I went to see The Spirit of the Marathon tonight.  The movie follows 6 different people who planned to run the 2005 Chicago Marathon (luckily, they were not filming the 2007 Chicago Marathon which ended up being pretty disastrous).  It followed them through their training and then through the race.  It featured two elite athletes, two first-time marathoners and two repeat marathoners (one trying to qualify for Boston).  Of course, I related to the stories of the first time marathoners the closest (and they both finished the race - with respectable times to boot - which put me a little more at ease for May 4).

The movie was inspiring to me - knowing that all of this training will pay off and I will cross the finish line.  However, there were also one thing that this movie brought to light which I had not thought much about yet - Hitting "The Wall".  Basically, there comes a time in the marathon where you have pretty much used up your stored and available energy and you end up "running on fumes".  This happens to many marathoners somewhere around 20 miles into the race - so if you hit the wall at this point you end up running the last 10K "on fumes".

And it looks painful.

The movie didn't dwell on this much, but as they showed many of the race participants towards the end of the race I could see from their faces that this was a mind-over-matter struggle.  After running for over 3 or 4 hours (I'm talking normal people here - not the elite runners), it looks like your body is in physical pain yet your brain is making your body continue.
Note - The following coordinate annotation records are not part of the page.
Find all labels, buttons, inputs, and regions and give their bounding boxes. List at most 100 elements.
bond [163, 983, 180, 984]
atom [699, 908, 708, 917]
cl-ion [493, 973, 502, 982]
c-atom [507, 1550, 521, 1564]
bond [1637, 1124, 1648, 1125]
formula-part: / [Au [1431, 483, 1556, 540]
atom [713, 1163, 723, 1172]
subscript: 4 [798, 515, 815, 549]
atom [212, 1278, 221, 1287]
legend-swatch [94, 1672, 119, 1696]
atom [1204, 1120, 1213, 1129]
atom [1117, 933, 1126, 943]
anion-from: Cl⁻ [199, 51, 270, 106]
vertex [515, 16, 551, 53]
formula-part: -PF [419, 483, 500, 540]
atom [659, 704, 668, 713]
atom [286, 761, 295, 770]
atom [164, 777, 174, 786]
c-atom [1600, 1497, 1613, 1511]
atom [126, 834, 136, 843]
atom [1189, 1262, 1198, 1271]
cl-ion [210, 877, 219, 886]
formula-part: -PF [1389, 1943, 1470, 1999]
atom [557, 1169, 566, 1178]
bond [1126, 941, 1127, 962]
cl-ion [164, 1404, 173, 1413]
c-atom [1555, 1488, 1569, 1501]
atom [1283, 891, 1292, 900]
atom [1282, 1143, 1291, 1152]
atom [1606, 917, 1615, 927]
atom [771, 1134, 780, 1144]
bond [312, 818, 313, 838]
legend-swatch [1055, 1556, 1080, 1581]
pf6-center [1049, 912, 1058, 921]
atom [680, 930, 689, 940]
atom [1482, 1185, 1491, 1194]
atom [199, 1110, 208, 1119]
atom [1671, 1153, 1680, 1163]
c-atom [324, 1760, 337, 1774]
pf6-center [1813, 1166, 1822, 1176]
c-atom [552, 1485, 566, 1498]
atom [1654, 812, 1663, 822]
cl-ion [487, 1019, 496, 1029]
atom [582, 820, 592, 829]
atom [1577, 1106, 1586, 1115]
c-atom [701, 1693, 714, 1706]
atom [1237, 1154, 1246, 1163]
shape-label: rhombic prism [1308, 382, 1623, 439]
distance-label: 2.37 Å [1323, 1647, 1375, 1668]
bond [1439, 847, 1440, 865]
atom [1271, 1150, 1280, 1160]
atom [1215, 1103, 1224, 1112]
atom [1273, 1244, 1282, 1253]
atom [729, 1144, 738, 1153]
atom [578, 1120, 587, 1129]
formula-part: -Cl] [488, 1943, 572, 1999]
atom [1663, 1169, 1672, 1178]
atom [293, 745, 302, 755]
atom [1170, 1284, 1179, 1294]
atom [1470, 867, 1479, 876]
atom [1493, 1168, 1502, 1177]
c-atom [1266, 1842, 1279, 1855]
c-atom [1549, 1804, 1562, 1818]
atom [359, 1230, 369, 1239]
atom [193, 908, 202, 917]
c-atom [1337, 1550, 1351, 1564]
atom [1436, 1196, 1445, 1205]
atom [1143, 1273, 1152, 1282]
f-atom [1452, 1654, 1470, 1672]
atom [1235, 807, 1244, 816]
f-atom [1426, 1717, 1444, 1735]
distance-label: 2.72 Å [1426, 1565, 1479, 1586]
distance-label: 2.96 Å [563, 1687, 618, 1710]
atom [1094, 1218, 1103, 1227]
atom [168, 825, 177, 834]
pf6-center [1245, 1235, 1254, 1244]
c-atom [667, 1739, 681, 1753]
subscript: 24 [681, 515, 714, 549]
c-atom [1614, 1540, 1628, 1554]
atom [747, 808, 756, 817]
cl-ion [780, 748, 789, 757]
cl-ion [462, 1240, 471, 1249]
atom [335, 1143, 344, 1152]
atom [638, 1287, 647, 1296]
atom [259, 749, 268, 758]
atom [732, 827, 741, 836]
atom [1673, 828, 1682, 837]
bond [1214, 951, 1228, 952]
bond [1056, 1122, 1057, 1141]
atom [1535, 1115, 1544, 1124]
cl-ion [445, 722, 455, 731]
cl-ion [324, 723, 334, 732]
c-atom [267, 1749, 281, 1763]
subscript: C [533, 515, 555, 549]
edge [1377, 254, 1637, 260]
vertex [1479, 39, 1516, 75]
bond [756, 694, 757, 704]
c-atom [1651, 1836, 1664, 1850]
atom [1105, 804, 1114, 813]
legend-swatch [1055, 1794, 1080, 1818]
I know that I'm currently training myself up to be strong enough physically to run this race.  However, after watching some of the race footage, I'm wondering if there is some way I can train myself mentally to be strong enough to run through the pain?  Is just getting my behind out of bed at before the sun rises four days a week to run enough mind-over-matter training to get through the physical discomfort of miles 20 through 26.2????  I hope so...

1 comment:

Anonymous said...

Hey Mike, I just saw SPIRIT OF HTE MARATHON, and have run two of my own marathons, too. Just wanted to chime in and say that your long runs will help you develop the mental toughness needed for the last 6.2 miles of the race. Everyone has their own inner, emotional & spiritual, reserves they tap into those last miles. You will find yours, too.